Trenerzy pracujący w USA czy Europie Zachodniej są w stosunku do Polaków dość uprzywilejowani, jeśli chodzi o dostęp do materiałów szkoleniowych. Np. pracownicy Copenhagen Business School mają do dyspozycji ogromną bibliotekę pełną materiałów szkoleniowych, podzielonych tematycznie. Gdy przygotowywałem trening z kreatywności dla menedżerów sprzedaży, wpisałem do komputerowego katalogu temat „creativity”. Na ekranie pojawiło się kilkadziesiąt pozycji. Dopiero zawężenie tematu do „creativity and sales” dało 4 pozycje.  Mogłem więc nie trudzić się z samodzielnym wymyślaniem ice-breakers. Wystarczyło zaadoptować propozycje z książek do specyfiki mojej grupy.

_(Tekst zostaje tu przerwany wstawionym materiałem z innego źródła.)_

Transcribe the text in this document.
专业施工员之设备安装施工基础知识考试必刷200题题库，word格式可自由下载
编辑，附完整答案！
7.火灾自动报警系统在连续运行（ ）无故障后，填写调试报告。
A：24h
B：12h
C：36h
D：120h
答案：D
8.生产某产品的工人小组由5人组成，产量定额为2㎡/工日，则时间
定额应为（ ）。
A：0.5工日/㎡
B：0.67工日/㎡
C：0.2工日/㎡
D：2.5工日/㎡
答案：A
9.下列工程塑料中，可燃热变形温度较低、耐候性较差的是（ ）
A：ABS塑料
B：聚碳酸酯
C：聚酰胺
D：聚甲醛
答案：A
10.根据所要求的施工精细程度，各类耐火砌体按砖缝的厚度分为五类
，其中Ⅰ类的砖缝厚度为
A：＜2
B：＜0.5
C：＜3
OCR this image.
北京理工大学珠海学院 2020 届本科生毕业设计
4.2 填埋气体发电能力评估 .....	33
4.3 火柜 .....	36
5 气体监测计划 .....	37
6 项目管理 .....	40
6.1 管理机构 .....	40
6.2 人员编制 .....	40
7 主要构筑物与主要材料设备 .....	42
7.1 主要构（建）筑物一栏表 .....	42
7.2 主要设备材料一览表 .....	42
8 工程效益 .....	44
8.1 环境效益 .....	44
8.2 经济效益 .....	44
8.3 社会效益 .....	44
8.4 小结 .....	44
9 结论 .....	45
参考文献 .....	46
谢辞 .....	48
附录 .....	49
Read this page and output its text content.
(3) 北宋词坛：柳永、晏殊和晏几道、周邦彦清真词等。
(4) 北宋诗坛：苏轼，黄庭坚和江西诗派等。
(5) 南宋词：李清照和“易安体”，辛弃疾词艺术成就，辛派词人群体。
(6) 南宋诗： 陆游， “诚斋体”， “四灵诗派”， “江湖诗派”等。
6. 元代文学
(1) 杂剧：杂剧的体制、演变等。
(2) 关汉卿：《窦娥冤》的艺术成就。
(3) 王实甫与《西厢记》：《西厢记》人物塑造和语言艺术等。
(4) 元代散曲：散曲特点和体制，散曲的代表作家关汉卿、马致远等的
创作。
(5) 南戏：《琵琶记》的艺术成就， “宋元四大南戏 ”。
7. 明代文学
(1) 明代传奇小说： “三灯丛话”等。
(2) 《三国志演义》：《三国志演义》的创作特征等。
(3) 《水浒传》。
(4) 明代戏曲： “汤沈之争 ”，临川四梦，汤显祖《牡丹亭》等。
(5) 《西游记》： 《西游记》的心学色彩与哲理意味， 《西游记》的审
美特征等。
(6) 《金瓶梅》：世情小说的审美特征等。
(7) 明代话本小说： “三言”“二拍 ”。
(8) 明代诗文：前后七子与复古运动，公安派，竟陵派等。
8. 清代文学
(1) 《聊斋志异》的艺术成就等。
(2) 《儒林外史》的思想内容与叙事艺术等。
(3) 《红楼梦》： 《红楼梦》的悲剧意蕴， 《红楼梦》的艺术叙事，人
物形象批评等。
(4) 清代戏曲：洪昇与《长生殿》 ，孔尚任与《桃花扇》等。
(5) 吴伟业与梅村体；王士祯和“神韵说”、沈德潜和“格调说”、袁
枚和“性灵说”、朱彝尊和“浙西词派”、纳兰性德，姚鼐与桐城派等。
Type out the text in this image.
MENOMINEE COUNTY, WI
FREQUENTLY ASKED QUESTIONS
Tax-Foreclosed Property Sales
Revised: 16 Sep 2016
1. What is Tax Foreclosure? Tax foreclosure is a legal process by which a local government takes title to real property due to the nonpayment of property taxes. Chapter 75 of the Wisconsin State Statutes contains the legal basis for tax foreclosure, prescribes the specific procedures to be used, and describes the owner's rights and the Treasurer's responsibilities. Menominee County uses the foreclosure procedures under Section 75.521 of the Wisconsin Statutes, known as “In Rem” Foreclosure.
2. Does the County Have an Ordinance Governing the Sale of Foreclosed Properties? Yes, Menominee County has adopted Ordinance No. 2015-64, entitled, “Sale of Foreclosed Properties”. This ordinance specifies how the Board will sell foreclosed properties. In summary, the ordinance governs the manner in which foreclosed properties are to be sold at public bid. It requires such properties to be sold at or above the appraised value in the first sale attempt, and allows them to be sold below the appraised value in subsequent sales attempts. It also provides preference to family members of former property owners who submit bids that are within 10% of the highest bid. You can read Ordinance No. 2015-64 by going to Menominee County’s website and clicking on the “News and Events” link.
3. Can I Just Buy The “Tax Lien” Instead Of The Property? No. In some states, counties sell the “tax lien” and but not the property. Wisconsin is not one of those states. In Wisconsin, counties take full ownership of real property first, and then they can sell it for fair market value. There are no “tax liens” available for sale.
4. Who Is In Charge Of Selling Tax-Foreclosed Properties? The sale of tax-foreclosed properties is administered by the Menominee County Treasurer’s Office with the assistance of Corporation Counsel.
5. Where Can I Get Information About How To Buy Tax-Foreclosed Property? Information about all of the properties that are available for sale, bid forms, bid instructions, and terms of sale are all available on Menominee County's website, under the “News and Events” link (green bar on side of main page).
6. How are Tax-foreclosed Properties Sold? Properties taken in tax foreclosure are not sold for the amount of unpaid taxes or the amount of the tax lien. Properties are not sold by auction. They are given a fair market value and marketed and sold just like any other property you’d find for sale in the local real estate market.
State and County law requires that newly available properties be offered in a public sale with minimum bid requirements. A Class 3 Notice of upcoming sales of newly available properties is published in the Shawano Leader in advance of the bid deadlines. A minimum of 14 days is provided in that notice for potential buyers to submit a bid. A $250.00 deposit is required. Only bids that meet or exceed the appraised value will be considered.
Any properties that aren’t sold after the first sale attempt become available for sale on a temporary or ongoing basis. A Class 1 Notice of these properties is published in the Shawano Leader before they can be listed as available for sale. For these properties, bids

W wielu zachodnich bibliotekach i księgarniach ekonomicznych książki dla trenerów zapełniają szeregi półek. Można znaleźć po kilka pozycji  dotyczących najbardziej zawężonych tematów – m.in. książki z opisami setek ćwiczeń rozluźniających i krótkich zabaw. Przygotowano je specjalnie z myślą o trenerach prowadzących kursy menedżerskie. Np. sposób ich wydania ułatwia zrobienie kopii dla uczestników – są one w folderach, a każdą kartkę można wyjąć osobno.  I jest to całkowicie legalne – wydawca uwzględnił w cenie egzemplarza prawa do kopiowania na użytek szkoleń.

Oczywiście takie „gotowce” rzadko są wykorzystywane w 100%. Najczęściej służą jedynie jako pomoc i inspiracja do przygotowywania własnych  treningów. Trudno przecież mówić o szkoleniu „skrojonym dokładnie na potrzeby klienta” gdy skopiowaliśmy słowo w słowo książkę.

Polscy trenerzy, którzy jeżdżą doszkalać się na kursach na Zachodzie, mogą kupić tego typu opracowania w dobrych księgarniach biznesowych. Jeśli ktoś mówi tylko po angielsku, nie musi jechać do Anglii. Niezależnie od kraju, do jakiego się udamy – kupimy wersję anglojęzyczną (nie spotkałem jeszcze lokalnych tłumaczeń). Osoby, które w najbliższym czasie nie planują zagranicznych wojaży, też nie są bez szans. Sporo opisów ćwiczeń i zabaw wykorzystywanych podczas szkoleń znajduje się w Internecie.